Fazla çalışma yaptığını iddia eden işçi bu iddiasını ispatla yükümlüdür. Ücret bordrolarına ilişkin kurallar burada da geçerlidir. İşçinin imzasını taşıyan bordro sahteliği ispat edilinceye kadar kesin delil niteliğindedir. Bir başka anlatımla bordronun sahteliği ileri sürülüp kanıtlanmadıkça, imzalı bordroda görünen fazla çalışma alacağının ödendiği varsayılır.
Fazla çalışmanın ispatı konusunda işyeri kayıtları, özellikle işyerine giriş çıkışı gösteren belgeler, işyeri iç yazışmaları delil niteliğindedir. Ancak, fazla çalışmanın yazılı belgelerle kanıtlanamaması durumunda tarafların, tanık beyanları ile sonuca gidilmesi gerekir. Bunun dışında herkesçe bilinen genel bazı vakıalar da bu noktada göz önüne alınabilir. İşçinin fiilen yaptığı işin niteliği ve yoğunluğuna göre de fazla çalışma olup olmadığı araştırılmalıdır.
İmzalı ücret bordrolarında fazla çalışma ücreti ödendiği anlaşılıyorsa, işçi tarafından gerçekte daha fazla çalışma yaptığının ileri sürülmesi mümkün değildir. Ancak, işçinin fazla çalışma alacağının daha fazla olduğu yönündeki ihtirazi kaydının bulunması halinde, bordroda görünenden daha fazla çalışmanın ispatı her türlü delille yapılabilir. Bordroların imzalı ve ihtirazi kayıtsız olması durumunda, işçinin bordroda belirtilenden daha fazla çalışmayı yazılı belge ile kanıtlaması gerekir.
İşçiye bordro imzalatılmadığı halde, fazla çalışma ücreti tahakkuklarını da içeren her ay değişik miktarlarda ücret ödemelerinin banka kanalıyla yapılması durumunda ise işçinin ihtirazi kayıt ileri sürmesi beklenemeyeceğinden, ödenenin üzerinde fazla çalışma yapıldığının her türlü delil ile ispatı mümkündür.

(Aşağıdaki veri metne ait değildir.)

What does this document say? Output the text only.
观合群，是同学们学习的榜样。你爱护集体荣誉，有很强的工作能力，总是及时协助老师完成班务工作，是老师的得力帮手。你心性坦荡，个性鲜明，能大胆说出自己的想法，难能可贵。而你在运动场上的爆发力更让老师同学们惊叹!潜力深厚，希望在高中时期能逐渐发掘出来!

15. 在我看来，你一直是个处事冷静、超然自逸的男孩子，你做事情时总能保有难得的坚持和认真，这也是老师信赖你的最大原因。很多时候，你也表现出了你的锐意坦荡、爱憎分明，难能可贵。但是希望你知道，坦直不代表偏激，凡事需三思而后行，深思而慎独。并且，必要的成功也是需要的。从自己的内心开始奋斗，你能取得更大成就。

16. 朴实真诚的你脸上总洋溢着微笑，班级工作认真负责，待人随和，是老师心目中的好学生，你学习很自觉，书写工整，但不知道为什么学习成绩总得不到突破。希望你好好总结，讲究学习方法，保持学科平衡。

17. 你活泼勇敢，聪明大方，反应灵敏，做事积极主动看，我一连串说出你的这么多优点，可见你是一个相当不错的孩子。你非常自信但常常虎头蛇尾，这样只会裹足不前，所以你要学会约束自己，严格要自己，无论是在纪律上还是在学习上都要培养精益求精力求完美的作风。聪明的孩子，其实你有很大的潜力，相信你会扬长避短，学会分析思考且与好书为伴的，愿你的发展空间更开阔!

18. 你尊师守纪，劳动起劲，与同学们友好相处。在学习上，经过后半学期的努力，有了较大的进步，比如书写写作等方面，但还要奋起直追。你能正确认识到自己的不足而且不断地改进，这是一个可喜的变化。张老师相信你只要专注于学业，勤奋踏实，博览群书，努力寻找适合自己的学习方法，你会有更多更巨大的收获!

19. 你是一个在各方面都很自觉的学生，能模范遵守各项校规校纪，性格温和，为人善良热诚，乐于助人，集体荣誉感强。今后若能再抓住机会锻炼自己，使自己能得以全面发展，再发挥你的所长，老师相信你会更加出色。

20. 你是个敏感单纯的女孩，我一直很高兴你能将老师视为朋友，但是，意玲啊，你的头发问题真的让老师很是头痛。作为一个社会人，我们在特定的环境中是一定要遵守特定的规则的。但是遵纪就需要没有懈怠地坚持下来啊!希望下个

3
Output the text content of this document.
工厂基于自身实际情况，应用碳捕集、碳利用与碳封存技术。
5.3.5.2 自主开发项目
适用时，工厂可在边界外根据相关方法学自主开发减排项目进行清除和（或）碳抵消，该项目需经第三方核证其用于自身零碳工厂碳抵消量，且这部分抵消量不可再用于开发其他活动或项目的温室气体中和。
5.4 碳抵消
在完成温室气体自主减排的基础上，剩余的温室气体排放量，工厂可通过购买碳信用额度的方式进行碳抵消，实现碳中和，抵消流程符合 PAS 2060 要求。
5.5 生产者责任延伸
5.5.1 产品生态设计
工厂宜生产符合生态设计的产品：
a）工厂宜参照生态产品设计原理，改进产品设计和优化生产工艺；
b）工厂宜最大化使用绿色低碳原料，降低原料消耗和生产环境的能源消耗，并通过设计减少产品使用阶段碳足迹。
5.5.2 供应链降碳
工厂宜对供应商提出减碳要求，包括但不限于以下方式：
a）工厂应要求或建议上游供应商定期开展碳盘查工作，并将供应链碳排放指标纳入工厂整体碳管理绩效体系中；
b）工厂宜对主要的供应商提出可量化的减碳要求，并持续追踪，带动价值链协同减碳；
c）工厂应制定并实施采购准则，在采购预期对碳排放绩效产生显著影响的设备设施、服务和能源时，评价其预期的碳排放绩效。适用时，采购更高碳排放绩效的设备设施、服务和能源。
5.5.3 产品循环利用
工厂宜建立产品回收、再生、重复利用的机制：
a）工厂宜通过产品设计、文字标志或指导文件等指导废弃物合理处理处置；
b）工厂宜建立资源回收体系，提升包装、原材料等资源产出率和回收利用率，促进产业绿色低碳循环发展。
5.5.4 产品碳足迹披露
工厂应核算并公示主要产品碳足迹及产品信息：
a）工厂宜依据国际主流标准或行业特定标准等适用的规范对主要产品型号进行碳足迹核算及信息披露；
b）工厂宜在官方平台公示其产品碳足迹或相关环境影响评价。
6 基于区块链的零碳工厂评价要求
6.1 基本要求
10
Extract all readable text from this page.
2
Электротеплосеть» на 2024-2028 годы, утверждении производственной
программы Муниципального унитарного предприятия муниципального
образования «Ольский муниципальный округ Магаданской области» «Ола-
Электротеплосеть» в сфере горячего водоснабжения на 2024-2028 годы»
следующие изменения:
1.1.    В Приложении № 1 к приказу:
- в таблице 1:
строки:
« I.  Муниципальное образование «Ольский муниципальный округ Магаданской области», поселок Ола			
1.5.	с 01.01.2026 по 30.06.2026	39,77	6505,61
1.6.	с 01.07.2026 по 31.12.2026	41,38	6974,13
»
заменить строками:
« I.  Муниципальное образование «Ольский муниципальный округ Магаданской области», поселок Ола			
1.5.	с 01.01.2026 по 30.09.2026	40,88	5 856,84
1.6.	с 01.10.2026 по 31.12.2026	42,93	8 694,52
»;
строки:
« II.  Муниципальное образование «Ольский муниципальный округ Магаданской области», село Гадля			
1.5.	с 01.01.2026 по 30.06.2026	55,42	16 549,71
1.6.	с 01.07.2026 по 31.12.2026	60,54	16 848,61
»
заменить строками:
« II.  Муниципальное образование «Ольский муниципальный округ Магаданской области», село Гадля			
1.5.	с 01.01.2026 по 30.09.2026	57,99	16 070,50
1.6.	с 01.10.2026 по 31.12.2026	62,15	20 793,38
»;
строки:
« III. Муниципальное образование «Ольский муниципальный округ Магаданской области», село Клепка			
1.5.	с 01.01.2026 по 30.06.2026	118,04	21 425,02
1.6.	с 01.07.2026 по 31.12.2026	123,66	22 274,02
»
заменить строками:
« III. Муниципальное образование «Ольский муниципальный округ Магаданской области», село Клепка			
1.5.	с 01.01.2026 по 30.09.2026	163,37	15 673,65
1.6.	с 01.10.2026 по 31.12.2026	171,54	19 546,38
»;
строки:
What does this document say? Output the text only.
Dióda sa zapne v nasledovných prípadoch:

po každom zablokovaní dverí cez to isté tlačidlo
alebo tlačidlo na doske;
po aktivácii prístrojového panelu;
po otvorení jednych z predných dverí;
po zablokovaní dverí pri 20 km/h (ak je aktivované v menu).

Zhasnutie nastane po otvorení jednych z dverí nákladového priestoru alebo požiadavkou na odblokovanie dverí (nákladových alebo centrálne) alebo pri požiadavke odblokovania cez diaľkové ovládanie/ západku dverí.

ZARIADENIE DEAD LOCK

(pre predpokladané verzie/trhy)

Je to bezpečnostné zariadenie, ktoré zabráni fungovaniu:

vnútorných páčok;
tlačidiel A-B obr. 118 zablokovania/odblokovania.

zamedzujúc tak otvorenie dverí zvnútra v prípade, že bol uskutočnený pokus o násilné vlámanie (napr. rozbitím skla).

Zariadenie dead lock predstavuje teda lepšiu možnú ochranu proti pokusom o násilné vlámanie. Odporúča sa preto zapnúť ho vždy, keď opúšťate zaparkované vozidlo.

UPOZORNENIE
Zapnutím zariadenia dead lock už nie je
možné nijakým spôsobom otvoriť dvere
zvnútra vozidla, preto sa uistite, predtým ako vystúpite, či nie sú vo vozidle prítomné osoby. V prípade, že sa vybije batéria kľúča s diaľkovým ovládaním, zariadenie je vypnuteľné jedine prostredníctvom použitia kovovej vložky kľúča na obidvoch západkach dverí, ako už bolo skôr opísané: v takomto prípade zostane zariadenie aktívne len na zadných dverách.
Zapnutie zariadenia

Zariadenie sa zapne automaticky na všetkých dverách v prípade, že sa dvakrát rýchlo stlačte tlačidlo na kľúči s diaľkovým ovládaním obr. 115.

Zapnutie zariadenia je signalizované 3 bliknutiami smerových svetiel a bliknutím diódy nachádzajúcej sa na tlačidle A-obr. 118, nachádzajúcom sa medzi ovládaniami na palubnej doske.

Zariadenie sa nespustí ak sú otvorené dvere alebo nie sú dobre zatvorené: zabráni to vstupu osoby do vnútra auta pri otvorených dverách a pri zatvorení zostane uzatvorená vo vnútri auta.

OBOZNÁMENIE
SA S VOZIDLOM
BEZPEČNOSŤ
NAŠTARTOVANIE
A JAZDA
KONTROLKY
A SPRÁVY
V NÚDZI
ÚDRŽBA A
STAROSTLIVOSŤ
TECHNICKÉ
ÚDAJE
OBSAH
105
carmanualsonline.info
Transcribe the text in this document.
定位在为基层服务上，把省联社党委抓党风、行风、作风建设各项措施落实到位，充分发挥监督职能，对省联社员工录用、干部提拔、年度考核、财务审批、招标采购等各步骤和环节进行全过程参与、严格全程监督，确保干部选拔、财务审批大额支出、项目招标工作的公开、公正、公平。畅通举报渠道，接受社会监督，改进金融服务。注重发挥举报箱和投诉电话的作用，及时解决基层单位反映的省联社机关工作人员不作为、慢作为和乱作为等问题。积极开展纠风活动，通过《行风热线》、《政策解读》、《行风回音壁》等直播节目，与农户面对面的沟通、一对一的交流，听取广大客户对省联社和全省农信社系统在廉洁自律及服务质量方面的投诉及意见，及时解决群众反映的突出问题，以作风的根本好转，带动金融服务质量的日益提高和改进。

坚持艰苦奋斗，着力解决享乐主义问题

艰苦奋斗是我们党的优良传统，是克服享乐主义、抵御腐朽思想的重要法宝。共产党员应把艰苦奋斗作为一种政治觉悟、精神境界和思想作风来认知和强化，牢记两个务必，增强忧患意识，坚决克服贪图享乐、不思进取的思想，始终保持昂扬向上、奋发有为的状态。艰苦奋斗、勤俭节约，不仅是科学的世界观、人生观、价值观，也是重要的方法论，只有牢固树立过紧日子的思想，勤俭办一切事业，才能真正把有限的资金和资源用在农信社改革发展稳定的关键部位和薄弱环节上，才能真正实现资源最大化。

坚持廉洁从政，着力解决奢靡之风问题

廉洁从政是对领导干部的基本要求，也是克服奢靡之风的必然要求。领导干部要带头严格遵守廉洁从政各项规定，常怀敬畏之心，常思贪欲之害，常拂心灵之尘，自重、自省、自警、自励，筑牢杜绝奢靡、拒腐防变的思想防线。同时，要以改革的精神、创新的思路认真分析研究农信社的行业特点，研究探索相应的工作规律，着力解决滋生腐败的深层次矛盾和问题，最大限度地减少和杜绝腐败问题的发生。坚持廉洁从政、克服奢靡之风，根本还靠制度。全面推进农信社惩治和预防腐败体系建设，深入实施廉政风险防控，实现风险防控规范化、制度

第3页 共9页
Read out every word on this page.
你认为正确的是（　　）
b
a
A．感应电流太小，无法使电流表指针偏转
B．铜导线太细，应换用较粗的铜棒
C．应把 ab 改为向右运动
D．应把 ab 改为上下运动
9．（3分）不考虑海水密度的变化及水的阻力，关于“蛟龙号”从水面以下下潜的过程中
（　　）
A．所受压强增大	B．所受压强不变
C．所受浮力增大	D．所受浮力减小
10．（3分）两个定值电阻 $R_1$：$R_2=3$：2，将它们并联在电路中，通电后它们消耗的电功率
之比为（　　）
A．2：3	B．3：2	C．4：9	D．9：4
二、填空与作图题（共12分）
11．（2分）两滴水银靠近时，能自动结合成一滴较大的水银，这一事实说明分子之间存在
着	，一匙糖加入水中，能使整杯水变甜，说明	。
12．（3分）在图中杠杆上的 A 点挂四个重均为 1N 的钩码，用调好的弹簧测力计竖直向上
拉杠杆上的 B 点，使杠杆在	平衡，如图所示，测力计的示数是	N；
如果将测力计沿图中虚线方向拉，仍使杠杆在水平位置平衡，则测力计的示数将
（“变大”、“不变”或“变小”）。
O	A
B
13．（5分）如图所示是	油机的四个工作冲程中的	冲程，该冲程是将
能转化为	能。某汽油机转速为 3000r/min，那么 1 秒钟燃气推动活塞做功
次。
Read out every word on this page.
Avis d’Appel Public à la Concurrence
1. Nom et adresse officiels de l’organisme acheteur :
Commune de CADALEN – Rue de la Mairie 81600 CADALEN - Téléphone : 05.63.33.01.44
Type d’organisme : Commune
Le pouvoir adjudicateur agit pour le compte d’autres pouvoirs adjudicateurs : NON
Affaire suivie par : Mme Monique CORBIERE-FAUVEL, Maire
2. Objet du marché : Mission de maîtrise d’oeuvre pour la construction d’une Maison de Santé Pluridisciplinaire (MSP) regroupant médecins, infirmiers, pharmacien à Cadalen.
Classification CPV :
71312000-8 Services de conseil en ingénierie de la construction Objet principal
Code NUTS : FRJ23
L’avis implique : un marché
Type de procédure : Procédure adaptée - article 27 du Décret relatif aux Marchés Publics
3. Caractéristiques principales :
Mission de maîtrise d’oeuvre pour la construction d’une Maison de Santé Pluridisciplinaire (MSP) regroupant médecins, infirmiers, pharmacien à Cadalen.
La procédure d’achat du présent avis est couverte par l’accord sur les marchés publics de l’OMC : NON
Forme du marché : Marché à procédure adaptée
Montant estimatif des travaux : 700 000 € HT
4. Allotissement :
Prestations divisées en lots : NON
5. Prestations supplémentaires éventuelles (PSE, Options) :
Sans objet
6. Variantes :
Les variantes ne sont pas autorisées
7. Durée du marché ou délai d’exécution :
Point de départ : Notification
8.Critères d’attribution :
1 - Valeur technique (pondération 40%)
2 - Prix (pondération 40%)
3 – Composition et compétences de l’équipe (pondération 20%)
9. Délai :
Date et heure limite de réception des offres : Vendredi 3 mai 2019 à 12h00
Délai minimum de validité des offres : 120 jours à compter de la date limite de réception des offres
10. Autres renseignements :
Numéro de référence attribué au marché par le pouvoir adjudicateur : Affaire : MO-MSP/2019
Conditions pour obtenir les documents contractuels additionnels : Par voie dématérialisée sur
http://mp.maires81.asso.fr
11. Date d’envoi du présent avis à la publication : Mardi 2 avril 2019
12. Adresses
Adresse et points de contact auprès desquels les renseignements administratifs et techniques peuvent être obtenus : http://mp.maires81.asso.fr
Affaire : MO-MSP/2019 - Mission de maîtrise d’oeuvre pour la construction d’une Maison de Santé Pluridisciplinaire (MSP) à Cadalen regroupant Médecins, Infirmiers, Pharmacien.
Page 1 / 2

Somut uyuşmazlıkta; Mahkemece davacı tanıklarının dahi fazla mesai yapıldığı takdirde karşılığının ödendiğini beyan ettikleri bu durumda davacının bordrolarda yer alandan çok fazla mesai çalışması yaptığını ve tahakkuk bulunmayan aylarda da fazla mesai çalışması yaptığı hususunu ispatlayamadığı gerekçesiyle fazla çalışma ücreti alacağı talebinin reddine karar verilmiş ise de; varılan sonuç dosya içeriği ile örtüşmemektedir. Davacı tanıklarının ödeme yapıldığına ilişkin beyanları ancak kendilerini bağlar. Şu durumda, fazla çalışma ücretinin ödendiğinin işverence yöntemince ispatlandığından söz edilmesi mümkün değildir.
Tanık anlatımlarından, davacının ilkbahar aylarındaki üç hafta dışında haftanın beş günü 08.00-20.00 arası, ayda 3 cumartesi ise 08.00-17.00 arası çalıştığı; yasal ara dinlenme süreleri düşüldüğünde, davacının ilkbahar aylarındaki üç hafta dışında; ayın bir haftasında 7.5 saat, geri kalan üç haftasında ise haftada 15.5 saat fazla çalıştığı sonucuna varılmaktadır.
Mahkemece bu kabule göre fazla çalışma ücret alacağı hesaplatılıp varsa, imzalı ücret bordrolarında zamlı tahakkuk bulunan aylar dışlanarak, bordrolarda tahakkuk olmakla birlikte zamsız olması ya da bordroların imzasız olması halinde ise yapılan ödemeler mahsup edilerek ve tanık anlatımları ile hesaplama yapılacak olması nedeniyle hakkın özünü zedelmeyecek makul oranda bir takdiri indirim ile sonuca gidilmesi yerine yazılı şekilde karar verilmesi de hatalı olup ayrıca bozmayı gerektirmiştir.
Sonuç:
Temyiz olunan kararın yukarıda yazılı sebeplerden BOZULMASINA, peşin alınan temyiz harcının istek halinde davacıya iadesine, 25.10.2018 gününde oybirliği ile karar verildi.